The rough strategy that will probably work best here is:
- prepare a matrix table with genotypes, and a matrix table with phenotypes (orientation of this second matrix doesn’t really matter)
- Using some batch size B, annotate B phenotypes from the phenotypes matrix onto the genotype matrix columns, then run linear_regression_rows against all B phenotypes together. There are optimizations inside of Hail’s linear_regression_rows when running on multiple phenotypes at the same time – we can use BLAS3 operations instead of BLAS2, which is much more efficient. Finally, write the linear regression results from this batch to a file.
- Repeat #2 for all batches.
Some specifics:
preparing phenotype matrix
You can absolutely use Hail for this. Something like:
pheno_mt = hl.import_matrix_table(idpsFile, no_header=True)
pheno_mt.write('some_path.mt')
Running a batch will look something like:
batch_size = ...
batch_index = ...
phenos_mt = hl.read_matrix_table('some_path.mt')

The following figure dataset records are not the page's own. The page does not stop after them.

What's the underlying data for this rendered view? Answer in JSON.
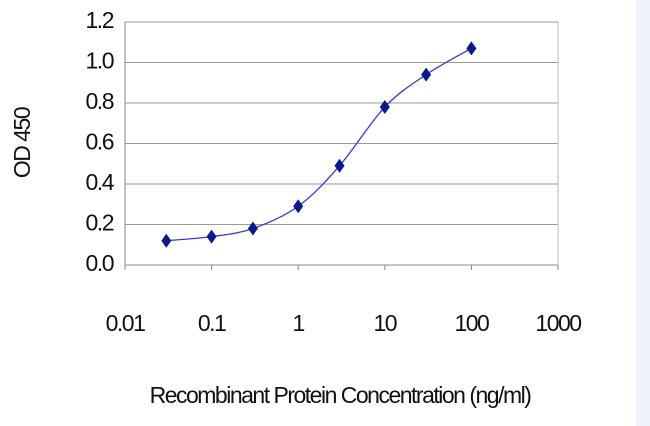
{
  "chart_data": {
    "type": "line",
    "xlabel": "Recombinant Protein Concentration (ng/ml)",
    "ylabel": "OD 450",
    "x": [
      0.03,
      0.1,
      0.3,
      1,
      3,
      10,
      30,
      100
    ],
    "values": [
      0.12,
      0.14,
      0.18,
      0.29,
      0.49,
      0.78,
      0.94,
      1.07
    ],
    "color": "#3a3acc",
    "marker_color": "#0a1a8a",
    "xscale": "log",
    "xlim": [
      0.01,
      1000
    ],
    "xticks": [
      0.01,
      0.1,
      1,
      10,
      100,
      1000
    ],
    "ylim": [
      0,
      1.2
    ],
    "yticks": [
      {
        "value": 0,
        "label": "0.0"
      },
      0.2,
      0.4,
      0.6,
      0.8,
      {
        "value": 1,
        "label": "1.0"
      },
      1.2
    ],
    "grid": true
  }
}
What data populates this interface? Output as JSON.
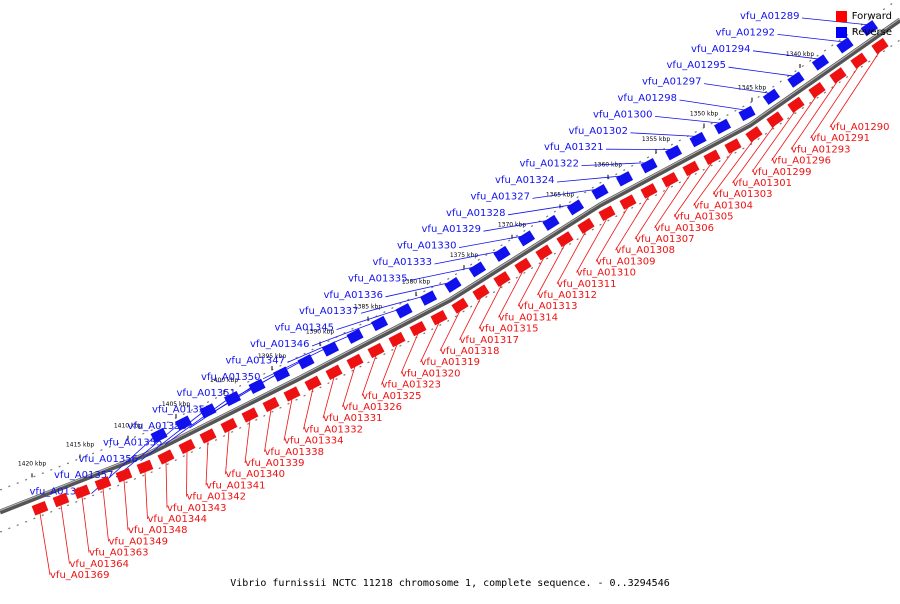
{
  "caption": "Vibrio furnissii NCTC 11218 chromosome 1, complete sequence. - 0..3294546",
  "legend": [
    {
      "label": "Forward",
      "color": "#ff0000"
    },
    {
      "label": "Reverse",
      "color": "#0000ff"
    }
  ],
  "colors": {
    "forward": "#ee1111",
    "reverse": "#1111ee",
    "backbone": "#555555"
  },
  "kbp_ticks": [
    "1340 kbp",
    "1345 kbp",
    "1350 kbp",
    "1355 kbp",
    "1360 kbp",
    "1365 kbp",
    "1370 kbp",
    "1375 kbp",
    "1380 kbp",
    "1385 kbp",
    "1390 kbp",
    "1395 kbp",
    "1400 kbp",
    "1405 kbp",
    "1410 kbp",
    "1415 kbp",
    "1420 kbp"
  ],
  "reverse_genes": [
    "vfu_A01289",
    "vfu_A01292",
    "vfu_A01294",
    "vfu_A01295",
    "vfu_A01297",
    "vfu_A01298",
    "vfu_A01300",
    "vfu_A01302",
    "vfu_A01321",
    "vfu_A01322",
    "vfu_A01324",
    "vfu_A01327",
    "vfu_A01328",
    "vfu_A01329",
    "vfu_A01330",
    "vfu_A01333",
    "vfu_A01335",
    "vfu_A01336",
    "vfu_A01337",
    "vfu_A01345",
    "vfu_A01346",
    "vfu_A01347",
    "vfu_A01350",
    "vfu_A01351",
    "vfu_A01352",
    "vfu_A01353",
    "vfu_A01355",
    "vfu_A01356",
    "vfu_A01357",
    "vfu_A01358"
  ],
  "forward_genes": [
    "vfu_A01290",
    "vfu_A01291",
    "vfu_A01293",
    "vfu_A01296",
    "vfu_A01299",
    "vfu_A01301",
    "vfu_A01303",
    "vfu_A01304",
    "vfu_A01305",
    "vfu_A01306",
    "vfu_A01307",
    "vfu_A01308",
    "vfu_A01309",
    "vfu_A01310",
    "vfu_A01311",
    "vfu_A01312",
    "vfu_A01313",
    "vfu_A01314",
    "vfu_A01315",
    "vfu_A01317",
    "vfu_A01318",
    "vfu_A01319",
    "vfu_A01320",
    "vfu_A01323",
    "vfu_A01325",
    "vfu_A01326",
    "vfu_A01331",
    "vfu_A01332",
    "vfu_A01334",
    "vfu_A01338",
    "vfu_A01339",
    "vfu_A01340",
    "vfu_A01341",
    "vfu_A01342",
    "vfu_A01343",
    "vfu_A01344",
    "vfu_A01348",
    "vfu_A01349",
    "vfu_A01363",
    "vfu_A01364",
    "vfu_A01369"
  ]
}
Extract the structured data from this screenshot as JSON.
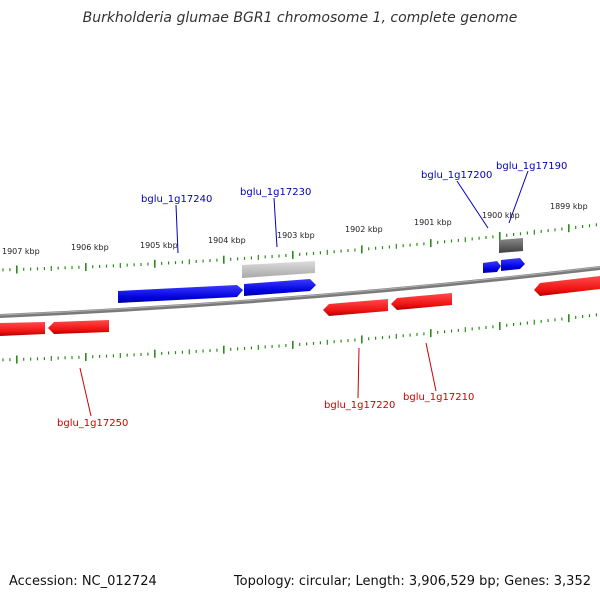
{
  "title": "Burkholderia glumae BGR1 chromosome 1, complete genome",
  "footer": {
    "accession": "Accession: NC_012724",
    "summary": "Topology: circular; Length: 3,906,529 bp; Genes: 3,352"
  },
  "colors": {
    "backbone": "#7a7a7a",
    "tick": "#2d8a1c",
    "forward_gene": "#0000dd",
    "reverse_gene": "#ee1111",
    "pseudo_gene": "#c0c0c0",
    "dark_gene": "#606060",
    "forward_label": "#0000bb",
    "reverse_label": "#cc0000",
    "scale_label": "#222222"
  },
  "scale_labels": [
    "1907 kbp",
    "1906 kbp",
    "1905 kbp",
    "1904 kbp",
    "1903 kbp",
    "1902 kbp",
    "1901 kbp",
    "1900 kbp",
    "1899 kbp"
  ],
  "gene_labels": {
    "forward": [
      "bglu_1g17240",
      "bglu_1g17230",
      "bglu_1g17200",
      "bglu_1g17190"
    ],
    "reverse": [
      "bglu_1g17250",
      "bglu_1g17220",
      "bglu_1g17210"
    ]
  }
}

pheno_start = batch_size * batch_index
pheno_end = pheno_start + batch_size
# rows are samples, cols are phenotypes, right?
phenos_mt = phenos_mt.filter_cols((phenos_mt.col_id >= pheno_start) & (phenos_mt.col_id < pheno_end))
phenos_table = phenos_mt.annotate_rows(phenos = hl.agg.collect(phenos_mt.x)).rows()
genos_mt = hl.read_matrix_table('some_other_path.mt')
genos_mt = genos_mt.add_col_idx() # we are joining by index, right?
genos_mt = genos_mt.annotate_cols(phenos = phenos_table[genos_mt.col_idx].phenos)
batch_results = hl.linear_regression_rows(
[genos_mt.phenos[i] for i in range(batch_size)],
genos_mt.GT.n_alt_alleles(),
...covariates...,
block_size=128, #you can use more than the default 16 because you only have 11k samples)
batch_results.write(...)
a caveat
This approach relies on the phenotypes being non-missing. If phenotypes are sometimes missing, you’ll need a slightly different strategy – the batched linear regression runs regression within a group on the set of samples that are non-missing for every phenotype and every covariate. If you have phenotypes with disparate missingness patterns, you can end up with no samples in that set!